The plugin guy can afford to be reasonable-ish. It reduces the likelihood of the scam being publicly disclosed, and I'd wager that 99% of people never notice the plugin is doing this.
Oh come on, it's not a scam and he's not stealing anything. It's clearly mentioned on the license and it's up to the users to go through it (like any other open-source plugin or software they use). At the end of the day the plugin creator was polite, understanding and returned money back even though he was not obliged to do so. It's a win-win situation as they clearly describe it, but the OP wasn't satisfied with the high (30%) percentage.
The plugin was secretly taking 15x what it claimed to.

The ease with which a (substantial!) refund was offered makes me think it wasn't an isolated incident.

> the OP wasn't satisfied with the high (30%) percentage.

The OP was never informed of the high percentage!

How is hiding 2% in your wiki (instead of in LICENSE where it belongs), and then taking 30% instead of 2%, not a scam? If someone listed a price of $2 for a burrito and then charged you $30 at the register, you would not consider that OK.
They did consider it thousands of time, they just didn't supervise what their worker agreed to
It looks to me that the plugin author isn't only trying to get the money he's owed from people who are trying to scam him. Which still isn't a great thing, especially since it can happen mistakenly, but it's at least a little more understandable.
How is it a “scam” if the terms are clearly posted?

EDIT: The percentage increase from 2% to 30% was not posted; I withdraw my opinion on that.

The "30% markup if our algorithm thinks you're doing something sneaky" was not disclosed.
True, it was not. I concede this point.
2% was clearly posted. Yet the plugin was taking 30%.
The terms are not clearly stated, the explicit LICENSE document https://github.com/floatinghotpot/cordova-admob-pro/blob/mas... offers a standard MIT license, unlike the wiki description.
The license states how you may use the code, not what the code does.
Huge red flag: they offer you some money back in hopes you don't turn them into the "authorities".
That's how settlements work, yes.
Is it though? A settlement in a civil case is money in exchange for not pursuing further civil legal action.

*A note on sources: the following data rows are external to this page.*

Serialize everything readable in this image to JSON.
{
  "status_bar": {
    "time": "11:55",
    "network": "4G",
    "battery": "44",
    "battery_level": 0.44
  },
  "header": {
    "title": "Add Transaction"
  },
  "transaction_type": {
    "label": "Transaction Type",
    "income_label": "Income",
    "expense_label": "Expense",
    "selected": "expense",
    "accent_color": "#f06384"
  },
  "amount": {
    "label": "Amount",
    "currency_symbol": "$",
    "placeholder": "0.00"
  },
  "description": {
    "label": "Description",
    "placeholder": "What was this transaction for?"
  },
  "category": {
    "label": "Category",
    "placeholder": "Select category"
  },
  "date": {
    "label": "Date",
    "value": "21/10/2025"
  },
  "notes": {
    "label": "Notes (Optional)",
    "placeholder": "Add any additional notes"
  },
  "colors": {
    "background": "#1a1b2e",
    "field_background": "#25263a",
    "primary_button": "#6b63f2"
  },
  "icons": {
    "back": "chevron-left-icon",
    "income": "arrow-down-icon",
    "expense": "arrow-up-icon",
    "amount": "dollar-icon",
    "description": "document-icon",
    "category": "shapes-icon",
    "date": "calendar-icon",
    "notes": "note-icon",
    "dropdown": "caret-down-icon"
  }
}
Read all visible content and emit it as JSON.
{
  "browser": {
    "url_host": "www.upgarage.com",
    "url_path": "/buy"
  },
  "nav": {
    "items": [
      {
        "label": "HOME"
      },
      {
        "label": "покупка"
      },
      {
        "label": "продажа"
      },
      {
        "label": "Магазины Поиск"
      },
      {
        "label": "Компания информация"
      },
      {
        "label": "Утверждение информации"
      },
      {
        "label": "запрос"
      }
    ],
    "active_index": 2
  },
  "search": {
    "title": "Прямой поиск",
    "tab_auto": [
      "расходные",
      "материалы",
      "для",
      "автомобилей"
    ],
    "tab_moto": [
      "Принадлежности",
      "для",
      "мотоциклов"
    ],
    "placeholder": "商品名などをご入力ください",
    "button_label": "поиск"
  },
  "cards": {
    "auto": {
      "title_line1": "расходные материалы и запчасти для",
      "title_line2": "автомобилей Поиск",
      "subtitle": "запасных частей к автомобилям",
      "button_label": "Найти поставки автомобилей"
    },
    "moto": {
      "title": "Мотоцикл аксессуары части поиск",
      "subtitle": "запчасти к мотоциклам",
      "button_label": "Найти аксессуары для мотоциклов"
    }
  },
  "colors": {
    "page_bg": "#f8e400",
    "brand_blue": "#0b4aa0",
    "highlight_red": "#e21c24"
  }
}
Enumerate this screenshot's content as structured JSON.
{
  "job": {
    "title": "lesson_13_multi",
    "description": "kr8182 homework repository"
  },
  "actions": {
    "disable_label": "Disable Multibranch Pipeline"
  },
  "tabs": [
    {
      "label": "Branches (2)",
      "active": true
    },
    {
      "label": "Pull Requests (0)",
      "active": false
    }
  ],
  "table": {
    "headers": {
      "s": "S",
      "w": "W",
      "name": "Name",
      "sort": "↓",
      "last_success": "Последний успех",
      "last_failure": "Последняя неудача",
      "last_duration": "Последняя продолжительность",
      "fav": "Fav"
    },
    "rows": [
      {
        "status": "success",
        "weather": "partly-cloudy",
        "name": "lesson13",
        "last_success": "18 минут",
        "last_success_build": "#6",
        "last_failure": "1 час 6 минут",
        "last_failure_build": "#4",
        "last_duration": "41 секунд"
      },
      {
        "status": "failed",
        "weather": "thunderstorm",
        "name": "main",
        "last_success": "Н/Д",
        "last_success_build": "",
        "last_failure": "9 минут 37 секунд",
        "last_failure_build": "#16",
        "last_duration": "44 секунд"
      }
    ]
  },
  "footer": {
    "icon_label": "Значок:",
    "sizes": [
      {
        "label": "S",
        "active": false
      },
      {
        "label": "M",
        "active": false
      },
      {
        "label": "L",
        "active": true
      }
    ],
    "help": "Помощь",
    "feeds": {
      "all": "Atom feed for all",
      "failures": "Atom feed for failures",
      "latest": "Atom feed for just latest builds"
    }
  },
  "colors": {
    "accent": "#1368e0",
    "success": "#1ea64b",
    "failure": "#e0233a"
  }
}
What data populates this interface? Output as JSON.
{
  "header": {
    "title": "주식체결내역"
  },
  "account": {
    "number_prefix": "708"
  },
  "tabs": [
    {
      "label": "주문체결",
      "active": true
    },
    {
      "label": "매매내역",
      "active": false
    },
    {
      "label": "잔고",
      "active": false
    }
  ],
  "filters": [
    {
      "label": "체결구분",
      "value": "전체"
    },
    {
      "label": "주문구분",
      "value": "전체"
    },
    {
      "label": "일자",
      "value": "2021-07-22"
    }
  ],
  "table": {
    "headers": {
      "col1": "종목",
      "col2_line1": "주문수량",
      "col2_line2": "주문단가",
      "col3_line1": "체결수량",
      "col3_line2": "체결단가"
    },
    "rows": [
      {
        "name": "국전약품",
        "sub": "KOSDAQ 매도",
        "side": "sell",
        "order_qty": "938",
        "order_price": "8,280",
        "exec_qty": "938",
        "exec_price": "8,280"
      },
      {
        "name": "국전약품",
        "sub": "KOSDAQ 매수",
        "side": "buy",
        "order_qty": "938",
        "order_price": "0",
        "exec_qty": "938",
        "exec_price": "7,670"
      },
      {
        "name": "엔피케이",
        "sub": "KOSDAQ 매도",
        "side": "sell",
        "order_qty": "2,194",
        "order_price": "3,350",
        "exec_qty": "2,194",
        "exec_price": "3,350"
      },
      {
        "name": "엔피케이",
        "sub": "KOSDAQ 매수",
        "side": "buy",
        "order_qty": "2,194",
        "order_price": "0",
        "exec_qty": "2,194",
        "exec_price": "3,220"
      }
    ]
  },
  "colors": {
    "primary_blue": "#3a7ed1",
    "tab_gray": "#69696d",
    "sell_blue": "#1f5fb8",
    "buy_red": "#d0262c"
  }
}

A situation of "we're giving you money so that you don't report a crime" (which is implied by "turning in to the authorities") is more like extortion/bribery than it is a settlement.

Wouldn’t not offering any money back be an even bigger red flag?
In any scam there's a part where you cool off the mark so as to not have them go squealing to the cops. Maybe you give 'em some money back, maybe you teach them the lesson of how to bounce back after a loss. Google "cooling the mark out" to read some academic research on this.